Some patients may feel nervous about deciding to switch to nocturnal haemodialysis, but for me it was a clear choice. I had been going to a centre to dialyse for 16 years, which took up a lot of my time: six hours during the day, three times a week, so in total eighteen of my waking hours every week.
I have been on dialysis since I was a seventeen due to my kidney syndrome, focal segmental glomerulosclerosis, or FSGS. It was the most inconvenient part of my life, comprising a lot of time, effort and travel expense. This began to matter more once I had a family, as I wanted to be able to spend every spare moment with my wife and child.

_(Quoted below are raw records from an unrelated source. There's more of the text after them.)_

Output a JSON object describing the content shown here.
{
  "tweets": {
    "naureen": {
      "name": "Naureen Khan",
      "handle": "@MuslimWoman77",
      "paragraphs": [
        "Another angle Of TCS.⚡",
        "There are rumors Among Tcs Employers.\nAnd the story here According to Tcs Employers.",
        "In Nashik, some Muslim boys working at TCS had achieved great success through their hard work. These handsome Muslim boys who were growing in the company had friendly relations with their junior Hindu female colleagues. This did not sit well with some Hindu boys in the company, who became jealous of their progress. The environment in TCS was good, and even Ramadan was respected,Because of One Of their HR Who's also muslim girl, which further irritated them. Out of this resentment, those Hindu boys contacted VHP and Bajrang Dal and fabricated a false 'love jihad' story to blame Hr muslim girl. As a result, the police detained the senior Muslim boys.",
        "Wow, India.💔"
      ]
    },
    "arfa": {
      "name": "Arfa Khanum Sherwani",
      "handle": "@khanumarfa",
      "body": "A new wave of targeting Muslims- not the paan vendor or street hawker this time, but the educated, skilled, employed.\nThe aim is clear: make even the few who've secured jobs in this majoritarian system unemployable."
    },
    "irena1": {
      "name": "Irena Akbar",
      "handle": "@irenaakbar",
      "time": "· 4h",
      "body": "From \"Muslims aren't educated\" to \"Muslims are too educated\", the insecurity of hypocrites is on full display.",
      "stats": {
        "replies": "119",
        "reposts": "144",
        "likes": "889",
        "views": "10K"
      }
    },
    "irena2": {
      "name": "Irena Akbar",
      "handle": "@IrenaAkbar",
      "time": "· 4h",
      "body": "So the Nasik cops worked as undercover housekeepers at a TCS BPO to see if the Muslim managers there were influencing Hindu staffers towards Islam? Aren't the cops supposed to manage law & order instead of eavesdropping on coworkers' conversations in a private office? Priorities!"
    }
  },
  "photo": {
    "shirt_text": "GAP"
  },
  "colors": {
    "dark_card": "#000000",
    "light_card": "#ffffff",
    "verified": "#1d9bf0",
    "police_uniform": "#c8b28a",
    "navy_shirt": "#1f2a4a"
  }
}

I had never done haemodialysis at home, but I knew there were huge benefits in dialysing more frequently. I thought home haemodialysis was unavailable to me until I switched consultant and she immediately suggested nocturnal dialysis. I was the perfect candidate because I am young, with a family, and work long shifts. Nocturnal dialysis allows you to dialyse every day, for as long as you sleep. It’s a gentler, longer process than dialysing only a few times a week in-centre and puts far less stress on my heart.
Switching was surprisingly simple. I’d been needling myself in-centre for a while beforehand, so I had no fear to get over, it only took me a couple of weeks of training with nurses and a few supervised sessions, I was ready to go home. I think my wife was more nervous than I was. She worried we would need expensive adjustments to our home and that she wouldn’t get any sleep, but the machine isn’t noisy, and we simply had to run a water pipe to our bedroom because it wasn’t next to the bathroom.
Since switching to home haemodialysis, I have always dialysed overnight, and have noticed huge benefits to my health, life and wellbeing. When I first started, it did unsettle my sleep for a short time but now I don’t notice it. The benefits definitely outweigh that brief period of restlessness a million times over. I have so much more energy than before, which is very much needed with two children.
Working as a chef, I work long hours and often have split shifts. When dialysing in-centre, I used to struggle driving back and forth but I can now cycle the 10 miles to work. I can also eat a wider variety of foods and have cut the amount of medicine I need to take. I am so much happier. The best part is that the machine is handsfree, so I can feed our child at the same time, taking on my fair share of night time parenting duties.
I imagine, for many patients, the thought of dialysing when unconscious sets alarm bells ringing. But there’s no need to worry, each machine is fitted with a water sensor pad that wakes you up if anything out of the ordinary happens. It’s only happened to me once, and the alarm was more frightening than the fault. NxStage also has a 24-hour helpline which is reassuring for me and my family.
I haven’t looked back since switching to nocturnal dialysis, and it’s been five years. I can now fill my days with the life I want to lead. No more sitting around waiting for the day to begin.